Posts Tagged Summer

Director’s Corner (NEMLA Blog Post #10)

Greetings from Chicago!

Summer is a strange time to be an academic.  Many in the general public imagine professors taking off for the beach or to country cabins to lounge about until the fall semester begins.  The reality, as I’m sure you all know, is considerably less romantic.

My spring semester finally ended in the middle of May.  I had papers from two composition classes and one course in literary theory to grade and then needed to go through my grading spreadsheets to calculate student final grades.  Once those final grades were calculated, I uploaded them and then faced the next challenge, answering student emails about their final grades.  I don’t know how many of you face this each semester, but I have at least five or six students each term who can’t understand why they didn’t receive an A.  These, of course, are usually the students with poor attendance records and even poorer writing.  Of course, in the corporatized world we live and work in, the attitude seems to be “I paid for an A.  Give it to me.”  Two of these students were persistent enough that I opted to meet with them to review their final papers.  They still weren’t happy with my decision, but I felt that I had acted in a professional manner dealing with their complaint.  That’s the best I could hope for in both cases.

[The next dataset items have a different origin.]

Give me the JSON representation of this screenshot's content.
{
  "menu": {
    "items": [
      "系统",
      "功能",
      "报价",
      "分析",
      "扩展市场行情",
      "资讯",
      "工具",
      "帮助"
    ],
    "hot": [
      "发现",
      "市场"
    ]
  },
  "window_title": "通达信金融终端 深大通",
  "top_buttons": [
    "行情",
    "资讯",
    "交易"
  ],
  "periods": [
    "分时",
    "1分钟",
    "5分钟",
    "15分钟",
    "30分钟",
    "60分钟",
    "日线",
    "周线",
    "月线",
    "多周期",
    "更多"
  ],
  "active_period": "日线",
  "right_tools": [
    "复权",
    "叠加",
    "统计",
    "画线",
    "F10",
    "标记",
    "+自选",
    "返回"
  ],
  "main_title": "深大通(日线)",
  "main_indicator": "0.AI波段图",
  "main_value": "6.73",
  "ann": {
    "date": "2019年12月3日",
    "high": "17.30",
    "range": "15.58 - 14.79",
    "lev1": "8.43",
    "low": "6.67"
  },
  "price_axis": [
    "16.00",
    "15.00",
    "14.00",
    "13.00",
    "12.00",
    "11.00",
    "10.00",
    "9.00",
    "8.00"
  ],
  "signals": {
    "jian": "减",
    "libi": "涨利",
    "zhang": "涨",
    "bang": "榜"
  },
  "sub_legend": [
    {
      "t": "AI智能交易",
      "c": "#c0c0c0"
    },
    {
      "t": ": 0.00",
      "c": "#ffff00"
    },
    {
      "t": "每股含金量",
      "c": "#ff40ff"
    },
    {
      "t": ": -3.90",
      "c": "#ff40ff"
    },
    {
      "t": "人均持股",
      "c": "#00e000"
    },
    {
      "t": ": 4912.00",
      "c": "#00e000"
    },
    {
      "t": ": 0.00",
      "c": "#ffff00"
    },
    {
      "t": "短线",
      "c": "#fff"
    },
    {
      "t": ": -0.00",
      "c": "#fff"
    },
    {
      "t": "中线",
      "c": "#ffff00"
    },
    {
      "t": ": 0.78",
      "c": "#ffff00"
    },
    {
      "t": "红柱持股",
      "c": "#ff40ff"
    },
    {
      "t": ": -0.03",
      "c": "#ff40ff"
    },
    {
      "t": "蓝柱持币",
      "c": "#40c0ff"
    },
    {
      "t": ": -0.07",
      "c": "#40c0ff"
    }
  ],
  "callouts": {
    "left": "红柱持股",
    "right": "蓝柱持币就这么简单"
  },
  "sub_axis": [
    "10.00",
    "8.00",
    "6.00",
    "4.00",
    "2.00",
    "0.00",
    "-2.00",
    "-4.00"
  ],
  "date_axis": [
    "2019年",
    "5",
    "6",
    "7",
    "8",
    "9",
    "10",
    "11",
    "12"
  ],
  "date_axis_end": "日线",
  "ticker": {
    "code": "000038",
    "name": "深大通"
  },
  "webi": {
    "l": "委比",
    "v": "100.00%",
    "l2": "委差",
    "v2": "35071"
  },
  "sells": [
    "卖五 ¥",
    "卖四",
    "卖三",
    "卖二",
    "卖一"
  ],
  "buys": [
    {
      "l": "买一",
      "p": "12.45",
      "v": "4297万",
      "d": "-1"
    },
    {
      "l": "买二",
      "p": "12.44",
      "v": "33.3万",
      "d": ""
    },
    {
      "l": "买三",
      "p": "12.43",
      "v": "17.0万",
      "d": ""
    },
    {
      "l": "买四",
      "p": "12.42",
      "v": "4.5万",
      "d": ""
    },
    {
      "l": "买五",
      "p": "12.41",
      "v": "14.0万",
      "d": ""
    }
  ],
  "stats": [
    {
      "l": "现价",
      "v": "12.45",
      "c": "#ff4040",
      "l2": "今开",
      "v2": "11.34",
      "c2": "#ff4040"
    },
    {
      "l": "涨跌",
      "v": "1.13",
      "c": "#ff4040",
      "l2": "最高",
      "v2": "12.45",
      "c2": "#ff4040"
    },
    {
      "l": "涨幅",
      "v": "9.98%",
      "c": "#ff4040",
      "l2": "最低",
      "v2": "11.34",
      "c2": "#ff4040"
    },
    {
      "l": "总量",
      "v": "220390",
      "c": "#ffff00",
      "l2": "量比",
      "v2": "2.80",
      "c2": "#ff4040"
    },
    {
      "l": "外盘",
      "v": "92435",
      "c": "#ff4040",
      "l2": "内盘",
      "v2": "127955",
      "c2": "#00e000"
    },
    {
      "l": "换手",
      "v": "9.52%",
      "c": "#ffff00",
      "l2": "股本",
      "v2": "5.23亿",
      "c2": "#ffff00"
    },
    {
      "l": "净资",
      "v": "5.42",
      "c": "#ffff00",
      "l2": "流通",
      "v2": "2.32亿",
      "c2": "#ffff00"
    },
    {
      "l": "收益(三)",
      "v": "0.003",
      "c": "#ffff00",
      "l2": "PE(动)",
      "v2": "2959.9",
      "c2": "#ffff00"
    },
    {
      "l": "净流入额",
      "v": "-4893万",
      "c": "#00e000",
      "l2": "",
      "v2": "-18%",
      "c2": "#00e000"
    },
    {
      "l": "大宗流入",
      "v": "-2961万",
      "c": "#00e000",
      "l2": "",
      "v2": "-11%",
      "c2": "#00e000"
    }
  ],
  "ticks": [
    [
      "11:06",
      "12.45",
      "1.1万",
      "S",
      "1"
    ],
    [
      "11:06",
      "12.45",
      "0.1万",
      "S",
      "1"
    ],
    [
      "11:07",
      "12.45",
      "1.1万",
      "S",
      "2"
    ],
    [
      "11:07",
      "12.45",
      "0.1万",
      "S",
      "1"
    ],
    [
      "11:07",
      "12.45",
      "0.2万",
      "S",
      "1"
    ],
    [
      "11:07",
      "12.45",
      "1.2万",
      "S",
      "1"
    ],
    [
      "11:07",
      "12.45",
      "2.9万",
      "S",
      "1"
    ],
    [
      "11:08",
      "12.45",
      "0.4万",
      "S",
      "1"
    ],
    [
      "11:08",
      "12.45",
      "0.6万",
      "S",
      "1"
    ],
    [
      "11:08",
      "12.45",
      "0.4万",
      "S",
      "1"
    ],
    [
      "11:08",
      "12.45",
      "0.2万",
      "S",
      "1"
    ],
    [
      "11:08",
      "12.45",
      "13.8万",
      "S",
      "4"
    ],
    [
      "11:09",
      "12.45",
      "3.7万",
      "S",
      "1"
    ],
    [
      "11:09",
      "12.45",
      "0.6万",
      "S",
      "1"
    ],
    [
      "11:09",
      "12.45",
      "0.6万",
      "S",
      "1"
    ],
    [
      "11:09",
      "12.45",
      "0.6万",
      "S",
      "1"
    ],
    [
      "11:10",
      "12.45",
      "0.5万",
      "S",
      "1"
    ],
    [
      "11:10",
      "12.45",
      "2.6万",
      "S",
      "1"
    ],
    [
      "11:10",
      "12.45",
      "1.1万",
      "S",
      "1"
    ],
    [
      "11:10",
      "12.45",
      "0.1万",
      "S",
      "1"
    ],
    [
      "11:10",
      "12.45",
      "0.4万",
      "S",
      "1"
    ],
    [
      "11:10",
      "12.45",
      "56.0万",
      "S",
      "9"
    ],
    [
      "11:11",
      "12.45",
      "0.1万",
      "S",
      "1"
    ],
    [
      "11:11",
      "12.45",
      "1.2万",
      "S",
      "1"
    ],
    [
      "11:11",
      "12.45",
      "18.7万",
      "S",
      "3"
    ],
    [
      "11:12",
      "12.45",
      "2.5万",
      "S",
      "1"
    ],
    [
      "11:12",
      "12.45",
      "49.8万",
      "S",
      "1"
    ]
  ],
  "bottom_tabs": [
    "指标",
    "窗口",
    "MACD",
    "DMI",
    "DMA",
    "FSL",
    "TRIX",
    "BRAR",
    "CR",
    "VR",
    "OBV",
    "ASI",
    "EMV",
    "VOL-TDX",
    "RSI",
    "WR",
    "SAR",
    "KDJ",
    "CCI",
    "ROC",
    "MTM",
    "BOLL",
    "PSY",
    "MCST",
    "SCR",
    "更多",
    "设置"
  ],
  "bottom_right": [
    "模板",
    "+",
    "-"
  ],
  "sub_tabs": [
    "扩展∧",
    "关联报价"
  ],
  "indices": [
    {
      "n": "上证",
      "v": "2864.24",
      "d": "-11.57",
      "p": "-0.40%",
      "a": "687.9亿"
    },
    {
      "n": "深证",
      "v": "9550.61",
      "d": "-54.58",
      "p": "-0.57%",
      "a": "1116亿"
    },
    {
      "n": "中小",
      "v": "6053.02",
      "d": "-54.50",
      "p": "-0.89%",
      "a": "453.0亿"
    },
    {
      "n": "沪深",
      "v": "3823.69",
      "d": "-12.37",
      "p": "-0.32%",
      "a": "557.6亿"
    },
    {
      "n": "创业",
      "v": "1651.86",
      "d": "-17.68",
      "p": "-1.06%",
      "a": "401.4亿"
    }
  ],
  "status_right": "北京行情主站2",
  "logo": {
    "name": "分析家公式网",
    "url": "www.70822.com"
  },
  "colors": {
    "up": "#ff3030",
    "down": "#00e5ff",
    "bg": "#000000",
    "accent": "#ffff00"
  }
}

After finishing up grading for the spring semester, my next task was as NEMLA area director.  I reviewed the session proposals for the 2017 conference in Baltimore.  This is a time consuming activity, but is generally enjoyable.  I’m always impressed at the wide range of research interests I see in these proposals.  The only distasteful part is having to reject proposals.  The careful vetting of proposals at this early stage, however, prevents having to deal with major problems later.  I always have an eye out for whether a session will garner paper submissions and participants.  I also try to imagine myself as a person submitting an abstract to a particular session.  Is the conceptual framework of that session clear?  Do I have an idea of the type of papers the session chair is looking for?  These are key questions that any conference session proposal should answer.

Acceptance and rejection emails for NEMLA sessions have now gone out and the Call for Papers is now open.  I have two sessions proposed.  One a panel session on the representation of agriculture in US fiction.  You can read the description and submit abstracts here.  The other is a roundtable on the teaching of 19th and 20th century war literature since 9/11.  You can read the description and submit abstracts here.  There are also a wide range of great sessions proposed for this year’s conference.  You can see all those descriptions here.

Once I finished reviewing session proposals for NEMLA, I got to work with Lisa Perdigao, the Cultural Studies area director to set up a Special Event speaker for Baltimore.  I think NEMLA members will enjoy the talk for 2017, which builds upon themes from this year’s conference speaker Jelani Cobb.

Then it was Memorial Day and my summer (in the conventional sense) could finally start.  Of course, now I have an essay to write that is due this fall and still need to attend bi-weekly placement essay readings for the First Year Writing Program as well as revamp my course syllabus for the fall.  But this is a state close to relaxation.  I also have enough money coming in each month, thanks to our current union contract, that I don’t need to find additional work this summer.  I know that I am blessed in this respect as many of my colleagues are looking for summer teaching or other work to fill the gap between now and September.  I just wish that I made enough money to take a real vacation.  It would also be nice to have a summer that didn’t turn into a research sabbatical for the next book or essay.

My blog post for this month is late due to all the busyness described above.  It’s also a bit somber as I re-read it.  This is due in large part to the sad state of affairs in Illinois.  We are still without a state budget and probably will continue to be until after the fall elections.  Who knows how many of our state colleges and university’s will still be around once that budget is passed. It’s also turning out to be an incredibly violent summer here in Chicago.  Austerity is starting to take its toll.

I hope your summer is off to a good start whatever you are doing.  Today I’m going to give myself permission to relax and recharge.  I think I’ll start with another cup of coffee and my knitting basket.  Yes, I knit.  We can talk more about that in another post.